Species : Coturnix-coturnix japonica

Menurut Listiyowati dan Roospitasari (2009), berbagai macam jenis puyuh tersebar di seluruh dunia, namun tidak semua puyuh tersebut dapat dimanfaatkan sebagai penghasil pangan. Indonesia memiliki beberapa jenis puyuh yang dikenal

serta dipelihara untuk diambil telur dan dagingnya. Bagi peternak yang menghendaki produksi telur atau pedaging, akan memilih puyuh yang lazim untuk diternakkan seperti spesies Coturnix-coturnix japonica. Menurut Suripta dan Astuti (2007),

spesies ini merupakan salah satu produsen protein hewani yang sangat potensial.
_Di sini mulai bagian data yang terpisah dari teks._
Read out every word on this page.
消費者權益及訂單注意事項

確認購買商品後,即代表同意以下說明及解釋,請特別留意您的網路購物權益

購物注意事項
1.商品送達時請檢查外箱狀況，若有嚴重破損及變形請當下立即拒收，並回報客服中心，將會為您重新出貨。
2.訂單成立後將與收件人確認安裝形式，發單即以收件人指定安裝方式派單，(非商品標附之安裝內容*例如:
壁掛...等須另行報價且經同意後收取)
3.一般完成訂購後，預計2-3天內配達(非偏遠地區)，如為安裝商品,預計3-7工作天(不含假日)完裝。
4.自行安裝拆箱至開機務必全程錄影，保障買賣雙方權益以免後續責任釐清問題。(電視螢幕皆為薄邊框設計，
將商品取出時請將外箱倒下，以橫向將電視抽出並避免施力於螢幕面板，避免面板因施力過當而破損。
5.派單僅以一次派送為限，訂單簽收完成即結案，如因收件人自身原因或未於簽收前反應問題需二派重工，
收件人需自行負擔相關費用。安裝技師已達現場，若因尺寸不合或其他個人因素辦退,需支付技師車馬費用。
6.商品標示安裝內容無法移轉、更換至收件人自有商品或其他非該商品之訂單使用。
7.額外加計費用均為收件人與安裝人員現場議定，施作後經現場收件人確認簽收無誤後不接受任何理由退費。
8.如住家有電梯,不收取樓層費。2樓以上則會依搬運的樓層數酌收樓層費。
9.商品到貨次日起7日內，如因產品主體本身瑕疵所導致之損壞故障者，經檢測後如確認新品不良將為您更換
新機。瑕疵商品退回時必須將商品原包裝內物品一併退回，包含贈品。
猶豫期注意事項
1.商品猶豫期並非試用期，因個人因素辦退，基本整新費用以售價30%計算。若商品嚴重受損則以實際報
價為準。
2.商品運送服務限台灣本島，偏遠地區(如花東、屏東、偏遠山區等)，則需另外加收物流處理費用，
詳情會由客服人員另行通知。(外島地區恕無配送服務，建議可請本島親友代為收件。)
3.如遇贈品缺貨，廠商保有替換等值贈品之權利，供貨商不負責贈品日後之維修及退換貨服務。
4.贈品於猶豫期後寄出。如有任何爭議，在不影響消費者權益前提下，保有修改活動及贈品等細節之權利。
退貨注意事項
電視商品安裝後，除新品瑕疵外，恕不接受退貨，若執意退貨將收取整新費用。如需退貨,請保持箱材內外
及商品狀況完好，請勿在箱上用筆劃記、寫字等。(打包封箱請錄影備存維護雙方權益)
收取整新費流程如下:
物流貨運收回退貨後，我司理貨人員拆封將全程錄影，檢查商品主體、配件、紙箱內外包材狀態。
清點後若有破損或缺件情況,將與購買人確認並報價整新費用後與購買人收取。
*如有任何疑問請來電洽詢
Murtidjo (1996) menyatakan bahwa kandungan protein dan lemak pada telur puyuh cukup baik jika dibandingkan dengan telur unggas lainnya. Kandungan protein yang tinggi serta kadar lemak yang rendah pada telur puyuh sangat baik untuk kesehatan manusia. Perbedaan susunan protein, lemak, karbohidrat, dan abu

pada telur puyuh dibandingkan dengan telur unggas lainnya dapat dilihat pada Tabel 1.

Tabel 1. Susunan Protein, Lemak, Karbohidrat, dan Abu dari Berbagai Telur Unggas Jenis Unggas Protein Lemak Karbohidrat Abu

--- % --- Ayam Ras 12,7 11,3 0,9 1,0 Ayam Buras 13,4 10,3 0,9 1,0 Itik 13,3 14,5 1,5 1,1 Puyuh 13,1 11,1 1,6 1,1 Sumber: Murtidjo (1996)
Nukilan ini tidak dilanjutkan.